Lo que no nos destruye, nos hace fuertes.

Así que ahora era una aguerrida agente del FBI que combatía el mal cotidianamente. Pero ¿por qué coño seguía resultándole tan difícil enfrentarse a su niñez? ¿Por qué el recuerdo de las crisis alcohólicas y los intentos de suicidio de su madre todavía le destrozaba el ánimo y hacía que se sintiera indefensa, como si sólo pudiera examinar aquellos recuerdos a través del fondo de un vaso de whisky? ¿Por qué la imagen de aquella niña de doce años arrojando puñados de tierra sobre el reluciente ataúd de su padre le recordaba lo vacía que se sentía por dentro?

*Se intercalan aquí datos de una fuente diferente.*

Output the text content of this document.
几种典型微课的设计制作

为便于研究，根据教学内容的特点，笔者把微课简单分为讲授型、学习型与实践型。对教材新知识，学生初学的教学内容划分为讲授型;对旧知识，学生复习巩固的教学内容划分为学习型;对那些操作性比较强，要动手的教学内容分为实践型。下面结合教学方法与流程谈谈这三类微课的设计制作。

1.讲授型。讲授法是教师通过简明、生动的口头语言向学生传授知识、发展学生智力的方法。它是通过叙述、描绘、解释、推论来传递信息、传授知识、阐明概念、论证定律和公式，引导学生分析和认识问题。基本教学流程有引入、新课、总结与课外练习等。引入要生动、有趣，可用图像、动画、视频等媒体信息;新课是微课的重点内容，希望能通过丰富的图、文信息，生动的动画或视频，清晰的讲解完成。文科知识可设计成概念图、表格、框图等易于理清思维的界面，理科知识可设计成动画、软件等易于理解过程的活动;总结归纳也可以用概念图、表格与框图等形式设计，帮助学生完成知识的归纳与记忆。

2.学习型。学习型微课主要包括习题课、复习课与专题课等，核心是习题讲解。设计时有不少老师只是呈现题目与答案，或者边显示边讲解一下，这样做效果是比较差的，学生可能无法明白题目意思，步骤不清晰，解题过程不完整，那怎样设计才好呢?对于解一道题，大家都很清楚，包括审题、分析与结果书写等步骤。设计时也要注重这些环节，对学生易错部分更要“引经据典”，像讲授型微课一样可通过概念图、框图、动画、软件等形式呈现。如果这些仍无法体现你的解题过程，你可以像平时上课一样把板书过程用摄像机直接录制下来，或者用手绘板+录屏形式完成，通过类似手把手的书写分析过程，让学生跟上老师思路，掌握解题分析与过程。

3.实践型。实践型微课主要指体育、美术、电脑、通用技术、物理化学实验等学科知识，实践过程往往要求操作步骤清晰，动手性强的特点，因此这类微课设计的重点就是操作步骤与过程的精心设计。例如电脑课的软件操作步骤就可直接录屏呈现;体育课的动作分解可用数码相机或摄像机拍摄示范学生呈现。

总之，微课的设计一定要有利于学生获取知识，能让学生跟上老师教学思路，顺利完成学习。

Creía haber superado su pasado hacía tiempo. Pero ¿por qué seguía infiltrándose en su presente? ¿Por qué las palabras de su madre, sus mentiras, podían derrumbar de un plumazo las sólidas barreras que había levantado?

¡Maldita fuera!

Sabía que algo se había roto en sus entrañas. Nunca se lo había dicho a nadie, pero lo sabía. Lo sentía. Había un hueco, una herida que todavía sangraba, un vacío que todavía podía dejarla helada, pararla en seco e impulsarla a buscar más ladrillos para levantar el muro que rodeaba la zona dañada. Si no podía curar la herida, tal vez pudiera al menos aislarla de los demás; quizás incluso de sí misma. Sabía de síndromes psíquicos, de las inevitables secuelas de crecer con un padre alcohólico. Sabía que un niño así sentía que no podía confiar en nadie. La felicidad era tan fugaz como las promesas del progenitor, rotas u olvidadas al cabo de unas horas. El niño aprendía a no confiar en el presente, porque mañana su mundo podía volverse del revés. Y luego estaban las mentiras. ¡Cielo santo! Tantas mentiras. Otra cosa más. Sí, desde luego.

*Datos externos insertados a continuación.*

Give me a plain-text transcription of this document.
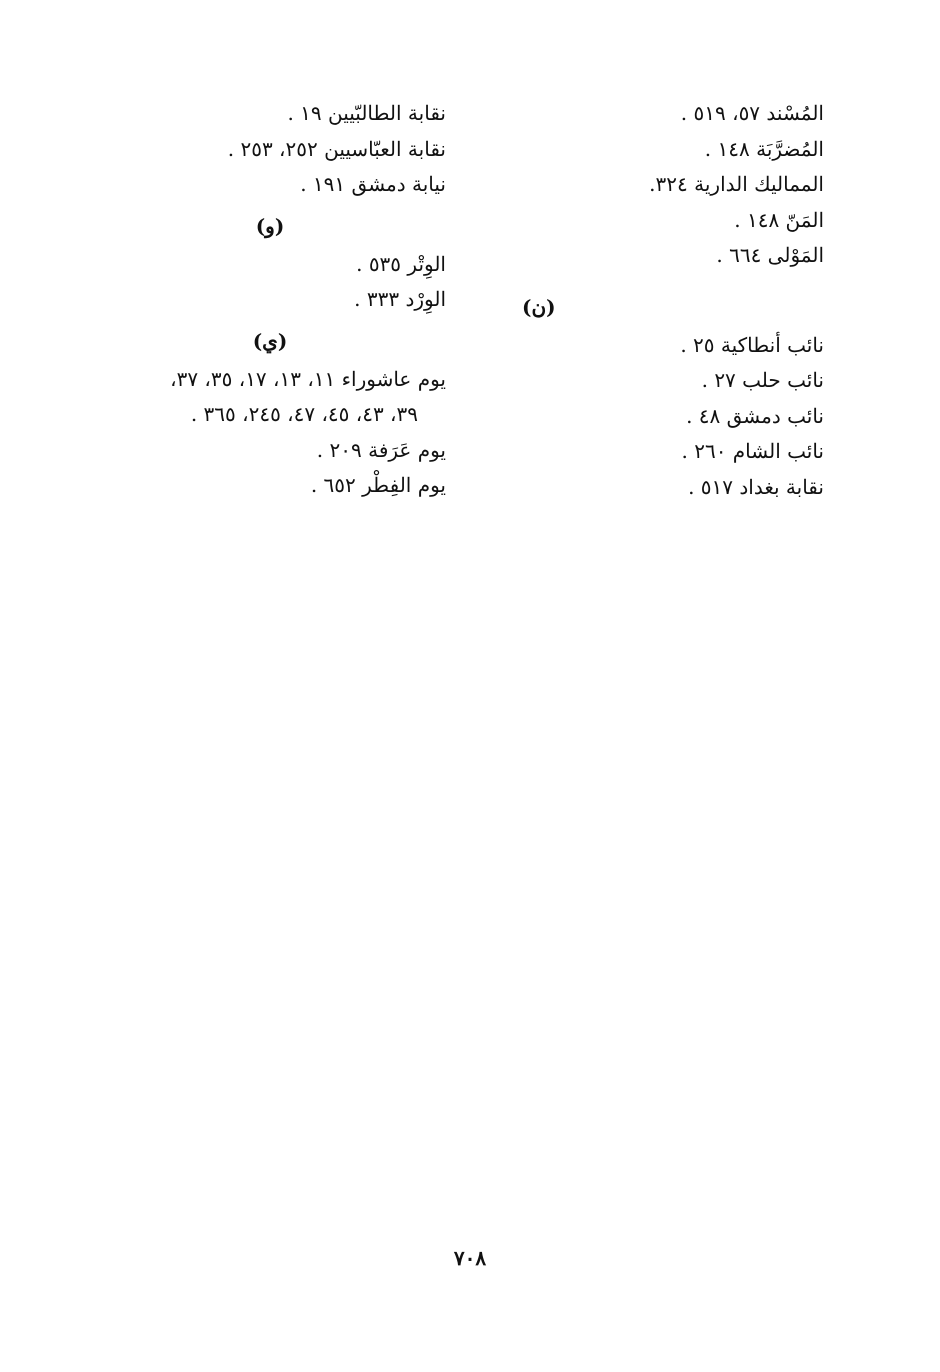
المُسْند ٥٧، ٥١٩ .
المُضرَّبَة ١٤٨ .
المماليك الدارية ٣٢٤.
المَنّ ١٤٨ .
المَوْلى ٦٦٤ .
(ن)
نائب أنطاكية ٢٥ .
نائب حلب ٢٧ .
نائب دمشق ٤٨ .
نائب الشام ٢٦٠ .
نقابة بغداد ٥١٧ .
نقابة الطالبّيين ١٩ .
نقابة العبّاسيين ٢٥٢، ٢٥٣ .
نيابة دمشق ١٩١ .
(و)
الوِتْر ٥٣٥ .
الوِرْد ٣٣٣ .
(ي)
يوم عاشوراء ١١، ١٣، ١٧، ٣٥، ٣٧،
٣٩، ٤٣، ٤٥، ٤٧، ٢٤٥، ٣٦٥ .
يوم عَرَفة ٢٠٩ .
يوم الفِطْر ٦٥٢ .
٧٠٨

Bebió otro sorbo de whisky y vio que la luz de la luna animaba las sombras del jardín. Los recuerdos, las voces, seguían llegando.

De tal palo, tal astilla.

No, ella no era como su madre. No se parecía en nada a ella.

Su teléfono móvil comenzó a pitar de repente dentro del bolsillo de la chaqueta. Sólo entonces recordó que había desenchufado el teléfono fijo por si a su madre se le ocurría llamar. Se estiró para recoger la chaqueta, que había dejado en una repisa cercana, sin molestar a Harvey, que tenía los ojos abiertos, pero seguía con la cabeza apoyada sobre sus rodillas.

– Maggie O'Dell.

– Maggie, soy Julia Racine. Siento llamarte tan tarde.

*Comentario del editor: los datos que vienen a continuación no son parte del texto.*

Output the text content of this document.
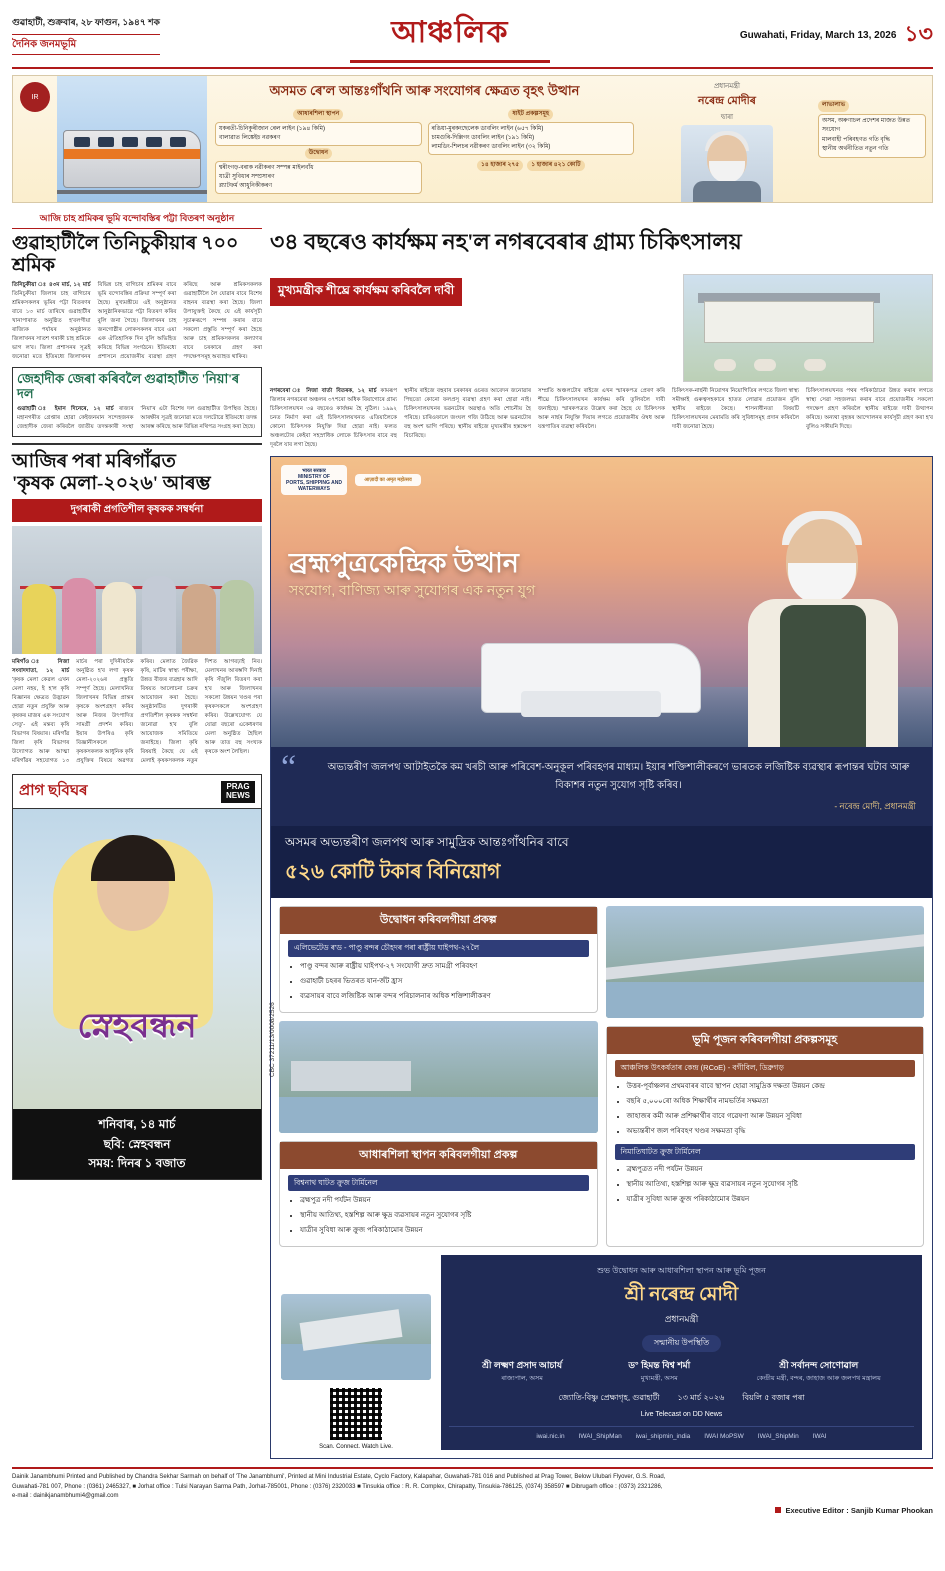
গুৱাহাটী, শুক্ৰবাৰ, ২৮ ফাগুন, ১৯৪৭ শক
দৈনিক জনমভূমি	আঞ্চলিক	Guwahati, Friday, March 13, 2026 ১৩
IR	অসমত ৰে'ল আন্তঃগাঁথনি আৰু সংযোগৰ ক্ষেত্ৰত বৃহৎ উত্থান
আধাৰশিলা স্থাপন
যকৰতী-চিনিকুৰীজান ৰেল লাইন (১৯৪ কিমি)
বালাৱাত লিঙ্কেইচ নৱকৰণ
উদ্বোধন
শ্বৰীংগড়-বৰাক নৱীকৰণ সম্পন্ন মাইলবাঁধ
যাত্ৰী সুবিধাৰ সম্প্ৰসাৰণ
প্ল্যাটফৰ্ম আধুনিকীকৰণ
ষাইট প্ৰকল্পসমূহ
ৰঙিয়া-মুৰকংছেলেক ডাবলিং লাইন (৬৫৭ কিমি)
চামগুৰি-দিল্লিগং ডাবলিং লাইন (১৯১ কিমি)
লামডিং-শিলচৰ নৱীকৰণ ডাবলিং লাইন (৩২ কিমি)
১৪ হাজাৰ ২৭৫	১ হাজাৰ ৪২১ কোটি
প্ৰধানমন্ত্ৰী
নৰেন্দ্ৰ মোদীৰ
দ্বাৰা
লাভালাভ
অসম, অৰুণাচল প্ৰদেশৰ মাজত উন্নত সংযোগ
মালবাহী পৰিবহণত গতি বৃদ্ধি
স্থানীয় অৰ্থনীতিত নতুন গতি
আজি চাহ শ্ৰমিকৰ ভূমি বন্দোবস্তিৰ পট্টা বিতৰণ অনুষ্ঠান
গুৱাহাটীলৈ তিনিচুকীয়াৰ ৭০০ শ্ৰমিক
তিনিচুকীয়া ঃ ৪৩ম মাৰ্চ, ১২ মাৰ্চ তিনিচুকীয়া জিলাৰ চাহ বাগিচাৰ শ্ৰমিকসকলৰ ভূমিৰ পট্টা বিতৰণৰ বাবে ১৩ মাৰ্চ তাৰিখে গুৱাহাটীৰ খানাপাৰাত অনুষ্ঠিত হ'বলগীয়া ৰাজ্যিক পৰ্যায়ৰ অনুষ্ঠানত জিলাখনৰ সাতশ গৰাকী চাহ শ্ৰমিকে ভাগ ল'ব। জিলা প্ৰশাসনৰ সূত্ৰই জনোৱা মতে ইতিমধ্যে জিলাখনৰ বিভিন্ন চাহ বাগিচাৰ শ্ৰমিকৰ বাবে ভূমি বন্দোবস্তিৰ প্ৰক্ৰিয়া সম্পূৰ্ণ কৰা হৈছে। মুখ্যমন্ত্ৰীয়ে এই অনুষ্ঠানত আনুষ্ঠানিকভাৱে পট্টা বিতৰণ কৰিব বুলি জনা গৈছে। জিলাখনৰ চাহ জনগোষ্ঠীৰ লোকসকলৰ বাবে এয়া এক ঐতিহাসিক দিন বুলি অভিহিত কৰিছে বিভিন্ন সংগঠনে। ইতিমধ্যে প্ৰশাসনে প্ৰয়োজনীয় ব্যৱস্থা গ্ৰহণ কৰিছে আৰু শ্ৰমিকসকলক গুৱাহাটীলৈ লৈ যোৱাৰ বাবে বিশেষ বাহনৰ ব্যৱস্থা কৰা হৈছে। জিলা উপায়ুক্তই কৈছে যে এই কাৰ্যসূচী সুচাৰুৰূপে সম্পন্ন কৰাৰ বাবে সকলো প্ৰস্তুতি সম্পূৰ্ণ কৰা হৈছে আৰু চাহ শ্ৰমিকসকলৰ কল্যাণৰ বাবে চৰকাৰে গ্ৰহণ কৰা পদক্ষেপসমূহ অব্যাহত থাকিব।
জেহাদীক জেৰা কৰিবলৈ গুৱাহাটীত 'নিয়া'ৰ দল
গুৱাহাটী ঃ ইমান দিনেৰে, ১২ মাৰ্চ ৰাজ্যৰ মহানগৰীত গ্ৰেপ্তাৰ হোৱা কেইজনমান সন্দেহজনক জেহাদীক জেৰা কৰিবলৈ জাতীয় তদন্তকাৰী সংস্থা 'নিয়া'ৰ এটা বিশেষ দল গুৱাহাটীত উপস্থিত হৈছে। আৰক্ষীৰ সূত্ৰই জনোৱা মতে দলটোৱে ইতিমধ্যে তদন্ত আৰম্ভ কৰিছে আৰু বিভিন্ন নথিপত্ৰ সংগ্ৰহ কৰা হৈছে।
আজিৰ পৰা মৰিগাঁৱত
'কৃষক মেলা-২০২৬' আৰম্ভ
দুগৰাকী প্ৰগতিশীল কৃষকক সম্বৰ্ধনা
মৰিগাঁও ঃ নিজা সংবাদদাতা, ১২ মাৰ্চ 'কৃষক মেলা কেৱল এখন মেলা নহয়, ই হ'ল কৃষি বিজ্ঞানৰ ক্ষেত্ৰত উদ্ভাৱন হোৱা নতুন প্ৰযুক্তি আৰু কৃষকৰ মাজৰ এক সংযোগ সেতু'- এই মন্তব্য কৃষি বিভাগৰ বিষয়াৰ। মৰিগাঁৱ জিলা কৃষি বিভাগৰ উদ্যোগত আৰু আত্মা মৰিগাঁৱৰ সহযোগত ১৩ মাৰ্চৰ পৰা দুদিনীয়াকৈ অনুষ্ঠিত হ'ব লগা কৃষক মেলা-২০২৬ৰ প্ৰস্তুতি সম্পূৰ্ণ হৈছে। মেলাখনিত জিলাখনৰ বিভিন্ন প্ৰান্তৰ কৃষকে অংশগ্ৰহণ কৰিব আৰু নিজৰ উৎপাদিত সামগ্ৰী প্ৰদৰ্শন কৰিব। ইয়াৰ উপৰিও কৃষি বিজ্ঞানীসকলে কৃষকসকলক আধুনিক কৃষি প্ৰযুক্তিৰ বিষয়ে অৱগত কৰিব। মেলাত জৈৱিক কৃষি, মাটিৰ স্বাস্থ্য পৰীক্ষা, উন্নত বীজৰ ব্যৱহাৰ আদি বিষয়ত আলোচনা চক্ৰৰ আয়োজন কৰা হৈছে। অনুষ্ঠানটিত দুগৰাকী প্ৰগতিশীল কৃষকক সম্বৰ্ধনা জনোৱা হ'ব বুলি আয়োজক সমিতিয়ে জনাইছে। জিলা কৃষি বিষয়াই কৈছে যে এই মেলাই কৃষকসকলক নতুন দিশত আগবঢ়াই নিব। মেলাখনৰ আৰম্ভণি দিনাই কৃষি সঁজুলি বিতৰণ কৰা হ'ব আৰু জিলাখনৰ সকলো উন্নয়ন খণ্ডৰ পৰা কৃষকসকলে অংশগ্ৰহণ কৰিব। উল্লেখযোগ্য যে যোৱা বছৰো একেধৰণৰ মেলা অনুষ্ঠিত হৈছিল আৰু তাত বহু সংখ্যক কৃষকে অংশ লৈছিল।
প্ৰাগ ছবিঘৰ	PRAG
NEWS
স্নেহবন্ধন
শনিবাৰ, ১৪ মাৰ্চ
ছবি: স্নেহবন্ধন
সময়: দিনৰ ১ বজাত
৩৪ বছৰেও কাৰ্যক্ষম নহ'ল নগৰবেৰাৰ গ্ৰাম্য চিকিৎসালয়
মুখ্যমন্ত্ৰীক শীঘ্ৰে কাৰ্যক্ষম কৰিবলৈ দাবী
নগৰবেৰা ঃ নিজা বাৰ্তা বিতৰক, ১২ মাৰ্চ কামৰূপ জিলাৰ নগৰবেৰা অঞ্চলৰ ৩৭শৰো অধিক বিয়াগোৰে গ্ৰাম্য চিকিৎসালয়খন ৩৪ বছৰেও কাৰ্যক্ষম হৈ নুঠিল। ১৯৯২ চনত নিৰ্মাণ কৰা এই চিকিৎসালয়খনত এতিয়ালৈকে কোনো চিকিৎসক নিযুক্তি দিয়া হোৱা নাই। ফলত অঞ্চলটোৰ কেইবা সহস্ৰাধিক লোকে চিকিৎসাৰ বাবে বহু দূৰলৈ যাব লগা হৈছে।
স্থানীয় ৰাইজে বহুবাৰ চৰকাৰৰ ওচৰত আবেদন জনোৱাৰ পিছতো কোনো ফলপ্ৰসূ ব্যৱস্থা গ্ৰহণ কৰা হোৱা নাই। চিকিৎসালয়খনৰ ভৱনটোৰ অৱস্থাও অতি শোচনীয় হৈ পৰিছে। চাৰিওফালে জংঘল গজি উঠিছে আৰু ভৱনটোৰ বহু অংশ ভাগি পৰিছে। স্থানীয় ৰাইজে মুখ্যমন্ত্ৰীৰ হস্তক্ষেপ বিচাৰিছে।
সম্প্ৰতি অঞ্চলটোৰ ৰাইজে এখন স্মাৰকপত্ৰ প্ৰেৰণ কৰি শীঘ্ৰে চিকিৎসালয়খন কাৰ্যক্ষম কৰি তুলিবলৈ দাবী জনাইছে। স্মাৰকপত্ৰত উল্লেখ কৰা হৈছে যে চিকিৎসক আৰু নাৰ্ছৰ নিযুক্তি দিয়াৰ লগতে প্ৰয়োজনীয় ঔষধ আৰু যন্ত্ৰপাতিৰ ব্যৱস্থা কৰিবলৈ।
চিকিৎসক-নাৰ্ছনী নিয়োগৰ নিয়োগিতিৰ লগতে জিলা স্বাস্থ্য সমীক্ষাই গুৰুত্বসহকাৰে হাতত লোৱাৰ প্ৰয়োজন বুলি স্থানীয় ৰাইজে কৈছে। শাসনাধীনতা বিষয়টি চিকিৎসালয়খনৰ মেৰামতি কৰি সুবিধাসমূহ প্ৰদান কৰিবলৈ দাবী জনোৱা হৈছে।
চিকিৎসালয়খনত পথৰ পৰিকাঠামো উন্নত কৰাৰ লগতে স্বাস্থ্য সেৱা সহজলভ্য কৰাৰ বাবে প্ৰয়োজনীয় সকলো পদক্ষেপ গ্ৰহণ কৰিবলৈ স্থানীয় ৰাইজে দাবী উত্থাপন কৰিছে। অন্যথা বৃহত্তৰ আন্দোলনৰ কাৰ্যসূচী গ্ৰহণ কৰা হ'ব বুলিও সকীয়নি দিছে।
CBC 37211/13/0008/2526
भारत सरकार
MINISTRY OF
PORTS, SHIPPING AND WATERWAYS
आज़ादी का अमृत महोत्सव
ব্ৰহ্মপুত্ৰকেন্দ্ৰিক উত্থান
সংযোগ, বাণিজ্য আৰু সুযোগৰ এক নতুন যুগ
“	অভ্যন্তৰীণ জলপথ আটাইতকৈ কম খৰচী আৰু পৰিবেশ-অনুকূল পৰিবহণৰ মাধ্যম। ইয়াৰ শক্তিশালীকৰণে ভাৰতক লজিষ্টিক ব্যৱস্থাৰ ৰূপান্তৰ ঘটাব আৰু বিকাশৰ নতুন সুযোগ সৃষ্টি কৰিব।
- নৰেন্দ্ৰ মোদী, প্ৰধানমন্ত্ৰী
অসমৰ অভ্যন্তৰীণ জলপথ আৰু সামুদ্ৰিক আন্তঃগাঁথনিৰ বাবে
৫২৬ কোটি টকাৰ বিনিয়োগ
উদ্বোধন কৰিবলগীয়া প্ৰকল্প
এলিভেটেড ৰ'ড - পাণ্ডু বন্দৰ চৌহদৰ পৰা ৰাষ্ট্ৰীয় ঘাইপথ-২৭লৈ
• পাণ্ডু বন্দৰ আৰু ৰাষ্ট্ৰীয় ঘাইপথ-২৭ সংযোগী দ্ৰুত সামগ্ৰী পৰিবহণ
• গুৱাহাটী চহৰৰ ভিতৰত যান-জঁট হ্ৰাস
• ব্যৱসায়ৰ বাবে লজিষ্টিক আৰু বন্দৰ পৰিচালনাৰ অধিক শক্তিশালীকৰণ
আধাৰশিলা স্থাপন কৰিবলগীয়া প্ৰকল্প
বিশ্বনাথ ঘাটত ক্ৰুজ টাৰ্মিনেল
• ব্ৰহ্মপুত্ৰ নদী পৰ্যটন উন্নয়ন
• স্থানীয় আতিথ্য, হস্তশিল্প আৰু ক্ষুদ্ৰ ব্যৱসায়ৰ নতুন সুযোগৰ সৃষ্টি
• যাত্ৰীৰ সুবিধা আৰু ক্ৰুজ পৰিকাঠামোৰ উন্নয়ন
ভূমি পূজন কৰিবলগীয়া প্ৰকল্পসমূহ
আঞ্চলিক উৎকৰ্ষতাৰ কেন্দ্ৰ (RCoE) - বগীবিল, ডিব্ৰুগড়
• উত্তৰ-পূৰ্বাঞ্চলৰ প্ৰথমবাৰৰ বাবে স্থাপন হোৱা সামুদ্ৰিক দক্ষতা উন্নয়ন কেন্দ্ৰ
• বছৰি ৫,০০০ৰো অধিক শিক্ষাৰ্থীৰ নামভৰ্তিৰ সক্ষমতা
• জাহাজৰ কৰ্মী আৰু প্ৰশিক্ষাৰ্থীৰ বাবে গৱেষণা আৰু উন্নয়ন সুবিধা
• অভ্যন্তৰীণ জল পৰিবহণ খণ্ডৰ সক্ষমতা বৃদ্ধি
নিমাতিঘাটত ক্ৰুজ টাৰ্মিনেল
• ব্ৰহ্মপুত্ৰত নদী পৰ্যটন উন্নয়ন
• স্থানীয় আতিথ্য, হস্তশিল্প আৰু ক্ষুদ্ৰ ব্যৱসায়ৰ নতুন সুযোগৰ সৃষ্টি
• যাত্ৰীৰ সুবিধা আৰু ক্ৰুজ পৰিকাঠামোৰ উন্নয়ন
Scan. Connect. Watch Live.
শুভ উদ্বোধন আৰু আধাৰশিলা স্থাপন আৰু ভূমি পূজন
শ্ৰী নৰেন্দ্ৰ মোদী
প্ৰধানমন্ত্ৰী
সন্মানীয় উপস্থিতি
শ্ৰী লক্ষ্মণ প্ৰসাদ আচাৰ্য
ৰাজ্যপাল, অসম
ড° হিমন্ত বিশ্ব শৰ্মা
মুখ্যমন্ত্ৰী, অসম
শ্ৰী সৰ্বানন্দ সোণোৱাল
কেন্দ্ৰীয় মন্ত্ৰী, বন্দৰ, জাহাজ আৰু জলপথ মন্ত্ৰালয়
জ্যোতি-বিষ্ণু প্ৰেক্ষাগৃহ, গুৱাহাটী ১৩ মাৰ্চ ২০২৬ বিয়লি ৫ বজাৰ পৰা
Live Telecast on DD News
iwai.nic.in IWAI_ShipMan iwai_shipmin_india IWAI MoPSW IWAI_ShipMin IWAI
Dainik Janambhumi Printed and Published by Chandra Sekhar Sarmah on behalf of 'The Janambhumi', Printed at Mini Industrial Estate, Cyclo Factory, Kalapahar, Guwahati-781 016 and Published at Prag Tower, Below Ulubari Flyover, G.S. Road,
Guwahati-781 007, Phone : (0361) 2465327, ■ Jorhat office : Tulsi Narayan Sarma Path, Jorhat-785001, Phone : (0376) 2320033 ■ Tinsukia office : R. R. Complex, Chirapatty, Tinsukia-786125, (0374) 358597 ■ Dibrugarh office : (0373) 2321286,
e-mail : dainikjanambhumi4@gmail.com
Executive Editor : Sanjib Kumar Phookan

Maggie cerró los ojos y respiró hondo. Racine era la última persona con la que le apetecía hablar.

– Tengo que hablar contigo -dijo la detective con voz extrañamente humilde-. ¿Tienes unos minutos? No te habré despertado, ¿verdad?

– No, no te preocupes -acarició a Harvey, que cerró los ojos de nuevo-. Todavía no me he ido a la cama, en parte porque mi perro ha plantado su cabezota encima de mis rodillas.

– Un chico con suerte.

– ¡Joder, Racine!

– Perdona.

– Si era eso lo que querías decirme…

– No, no. De veras, perdona -titubeó como si quisiera añadir algo más sobre el tema antes de continuar. Luego dijo-. La he cagado con el jefe. El senador Brief quiere que me echen del cuerpo por culpa de esas fotos que Garrison le vendió al Enquirer.

– Seguro que se calmarán los ánimos en cuanto descubramos quién mató a su hija.

– Ojalá fuera tan fácil -dijo Racine, y su voz sonó distinta. No había en ella ira, ni frustración. Sino tal vez un poco de miedo-. El jefe Henderson está muy cabreado. Puede que pierda mi placa.

Maggie no sabía qué decir. Aunque dudaba de la competencia de Racine y no se fiaba de ella, sabía que aquello era muy duro.

– Para colmo, el cabrón de Garrison me ha llamado -la ira había vuelto-. Dice que tiene unas fotos que podrían ayudarnos a resolver el caso.

– ¿Por qué ahora quiere ayudarnos?

Silencio. Maggie lo sabía. Garrison tenía que sacar algo a cambio. Pero ¿qué?

– Quiere algo de mí -reconoció Racine, pasando del miedo a la furia, y de ésta a la vergüenza.